The Tamiflu-resistant strain is called H1N1. Its resistance mutation could fade out, an agency scientist said, or a different flu strain could overtake H1N1 in importance, but right now it is causing almost all flu cases in the country, except in a few Western states.

Complicating the problem, anti-viral drugs work only if they are taken within the first 48 hours of infection. A patient with severe flu could be given the wrong drug and die of pneumonia before test results come in.
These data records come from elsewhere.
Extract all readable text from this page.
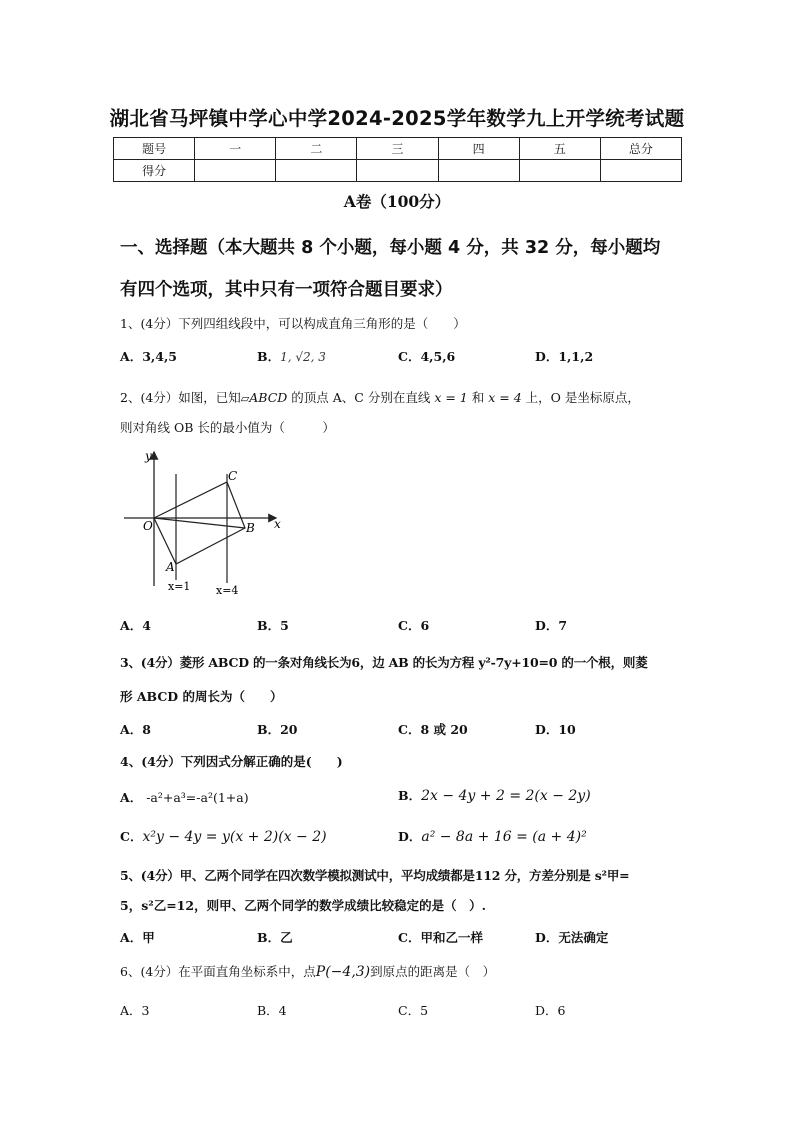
湖北省马坪镇中学心中学2024-2025学年数学九上开学统考试题
题号	一	二	三	四	五	总分
得分						
A卷（100分）
一、选择题（本大题共 8 个小题，每小题 4 分，共 32 分，每小题均
有四个选项，其中只有一项符合题目要求）
1、(4分）下列四组线段中，可以构成直角三角形的是（　　）
A．3,4,5	B．1, √2, 3	C．4,5,6	D．1,1,2
2、(4分）如图，已知▱ABCD 的顶点 A、C 分别在直线 x = 1 和 x = 4 上，O 是坐标原点，
则对角线 OB 长的最小值为（　　　）
y
x
O
C
B
A
x=1 x=4
A．4	B．5	C．6	D．7
3、(4分）菱形 ABCD 的一条对角线长为6，边 AB 的长为方程 y²-7y+10=0 的一个根，则菱
形 ABCD 的周长为（　　）
A．8	B．20	C．8 或 20	D．10
4、(4分）下列因式分解正确的是(　　)
A． -a²+a³=-a²(1+a)	B．2x − 4y + 2 = 2(x − 2y)
C．x²y − 4y = y(x + 2)(x − 2)	D．a² − 8a + 16 = (a + 4)²
5、(4分）甲、乙两个同学在四次数学模拟测试中，平均成绩都是112 分，方差分别是 s²甲=
5，s²乙=12，则甲、乙两个同学的数学成绩比较稳定的是（　）.
A．甲	B．乙	C．甲和乙一样	D．无法确定
6、(4分）在平面直角坐标系中，点P(−4,3)到原点的距离是（　）
A．3	B．4	C．5	D．6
So the new guidelines suggest that doctors check with their state health departments to see which strains are most common locally and treat for them.

"We're a fancy hospital, and we can't even do the A versus B test in a timely fashion," Sepkowitz said. "I have no idea what a doctor in an unfancy office without that lab backup can do."

If a Tamiflu-resistant strain is suspected, the disease control agency suggests using a similar drug, Relenza. But Relenza is harder to take; it is a powder that must be inhaled and can cause lung spasms, and it is not recommended for children under 7.

Relenza, made by GlaxoSmithKline, is known generically as zanamivir. Tamiflu, made by Roche, is known generically as oseltamivir.

Alternatively, patients who have trouble inhaling Relenza can take a mixture of Tamiflu and rimantadine, an older generic drug that the agency stopped recommending two years ago because so many flu strains were resistant to it. By chance, the new Tamiflu-resistant H1N1 strain is not.

"The bottom line is that we should have more antiviral drugs," said Dr. Arnold S. Monto, a flu expert at the University of Michigan's School of Public Health. "And we should be looking into multidrug combinations."